Mag 18 • Dal Cantone, Dall'UDC, Prima Pagina • 55 Views • Commenti disabilitati su NO allo spreco di denaro pubblico

L’UDC si oppone al credito di 76 milioni di franchi per il nuovo Palazzo di Giustizia

Il 9 giugno 2024, i cittadini ticinesi sono chiamati alle urne per esprimersi sul credito di 76 milioni di franchi destinati all’acquisto e alla trasformazione dell’edificio ex Banca del Gottardo nel nuovo Palazzo di Giustizia.
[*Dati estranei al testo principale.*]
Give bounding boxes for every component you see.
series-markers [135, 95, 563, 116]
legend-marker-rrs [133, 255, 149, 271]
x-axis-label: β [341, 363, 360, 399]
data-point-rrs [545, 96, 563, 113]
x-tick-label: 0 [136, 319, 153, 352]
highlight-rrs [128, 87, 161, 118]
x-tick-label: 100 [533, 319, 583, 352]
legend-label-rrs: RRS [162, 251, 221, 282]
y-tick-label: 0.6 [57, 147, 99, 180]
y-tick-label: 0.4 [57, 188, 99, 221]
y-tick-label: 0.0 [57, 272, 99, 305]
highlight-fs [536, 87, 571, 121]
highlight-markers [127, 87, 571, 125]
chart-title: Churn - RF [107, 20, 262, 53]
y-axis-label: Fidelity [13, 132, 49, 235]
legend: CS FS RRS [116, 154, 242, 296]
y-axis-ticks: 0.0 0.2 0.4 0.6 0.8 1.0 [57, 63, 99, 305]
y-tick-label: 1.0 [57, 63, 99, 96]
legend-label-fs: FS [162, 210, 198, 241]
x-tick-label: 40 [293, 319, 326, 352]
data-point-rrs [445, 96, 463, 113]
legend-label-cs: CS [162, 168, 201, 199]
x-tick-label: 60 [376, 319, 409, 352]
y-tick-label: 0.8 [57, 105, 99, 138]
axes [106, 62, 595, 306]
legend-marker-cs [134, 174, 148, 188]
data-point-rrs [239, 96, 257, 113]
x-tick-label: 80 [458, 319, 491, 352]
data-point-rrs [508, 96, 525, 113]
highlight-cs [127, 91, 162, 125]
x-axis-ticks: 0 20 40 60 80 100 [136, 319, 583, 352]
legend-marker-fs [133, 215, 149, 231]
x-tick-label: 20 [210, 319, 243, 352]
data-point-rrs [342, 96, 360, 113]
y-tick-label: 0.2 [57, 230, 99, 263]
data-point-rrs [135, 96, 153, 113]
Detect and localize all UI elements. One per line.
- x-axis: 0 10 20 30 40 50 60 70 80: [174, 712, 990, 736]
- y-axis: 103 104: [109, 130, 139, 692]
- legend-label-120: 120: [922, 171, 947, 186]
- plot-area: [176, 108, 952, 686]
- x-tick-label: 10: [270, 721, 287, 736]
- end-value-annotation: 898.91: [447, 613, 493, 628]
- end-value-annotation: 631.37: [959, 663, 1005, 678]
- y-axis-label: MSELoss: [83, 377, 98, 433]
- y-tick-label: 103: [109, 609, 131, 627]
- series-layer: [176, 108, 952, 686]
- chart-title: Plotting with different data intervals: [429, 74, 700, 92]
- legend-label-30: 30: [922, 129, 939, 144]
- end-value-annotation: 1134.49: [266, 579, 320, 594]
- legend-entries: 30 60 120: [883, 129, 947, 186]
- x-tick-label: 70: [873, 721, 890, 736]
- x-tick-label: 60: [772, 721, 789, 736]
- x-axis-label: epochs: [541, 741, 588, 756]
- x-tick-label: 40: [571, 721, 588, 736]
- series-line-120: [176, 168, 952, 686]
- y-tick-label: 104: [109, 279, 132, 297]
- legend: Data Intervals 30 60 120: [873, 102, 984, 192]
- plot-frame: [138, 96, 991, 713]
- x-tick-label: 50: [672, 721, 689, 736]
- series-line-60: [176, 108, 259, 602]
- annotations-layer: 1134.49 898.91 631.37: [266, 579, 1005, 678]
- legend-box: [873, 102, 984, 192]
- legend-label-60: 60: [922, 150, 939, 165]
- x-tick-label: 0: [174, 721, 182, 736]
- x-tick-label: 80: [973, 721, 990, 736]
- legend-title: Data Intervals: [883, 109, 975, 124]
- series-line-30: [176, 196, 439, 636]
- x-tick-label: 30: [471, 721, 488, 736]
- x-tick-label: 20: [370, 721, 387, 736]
Il fronte contrario, composto da UDC Ticino, Verdi del Ticino, Avanti con Ticino e Lavoro ed HelvEthica, esprime profonde perplessità riguardo a questa iniziativa e invita a votare NO. Sussiste una profonda sproporzione del progetto rispetto alle reali necessità della giustizia ticinese, soprattutto in un periodo in cui si chiedono sacrifici economici ai cittadini. L’investimento di tale entità è inadeguato per un edificio che, seppure storico, comporterà elevati costi di manutenzione e gestione, stimati in milioni di franchi all’anno. È inconcepibile procedere all’acquisto prima ancora di definire concretamente l’organizzazione futura della giustizia ticinese, specialmente alla luce della digitalizzazione imminente che renderà obsoleti numerosi spazi ora necessari. La gestione elettronica dei dossier e la conduzione telematica di parte delle udienze dovrebbero ridurre significativamente il bisogno di spazi fisici, rendendo così l’investimento uno sperpero di denaro pubblico. Il rischio è di un aumento sostanziale dei costi previsti, che potrebbe aggravare ulteriormente la situazione finanziaria del nostro Cantone, già chiamato alla cautela nella gestione delle proprie risorse. La scelta di concentrare diverse autorità giudiziarie sotto un unico tetto, sostenendo che la distanza fisica tra le istanze di giudizio garantisce maggiore indipendenza e imparzialità, fondamentali per la credibilità del sistema giudiziario, lascia infine qualche dubbio.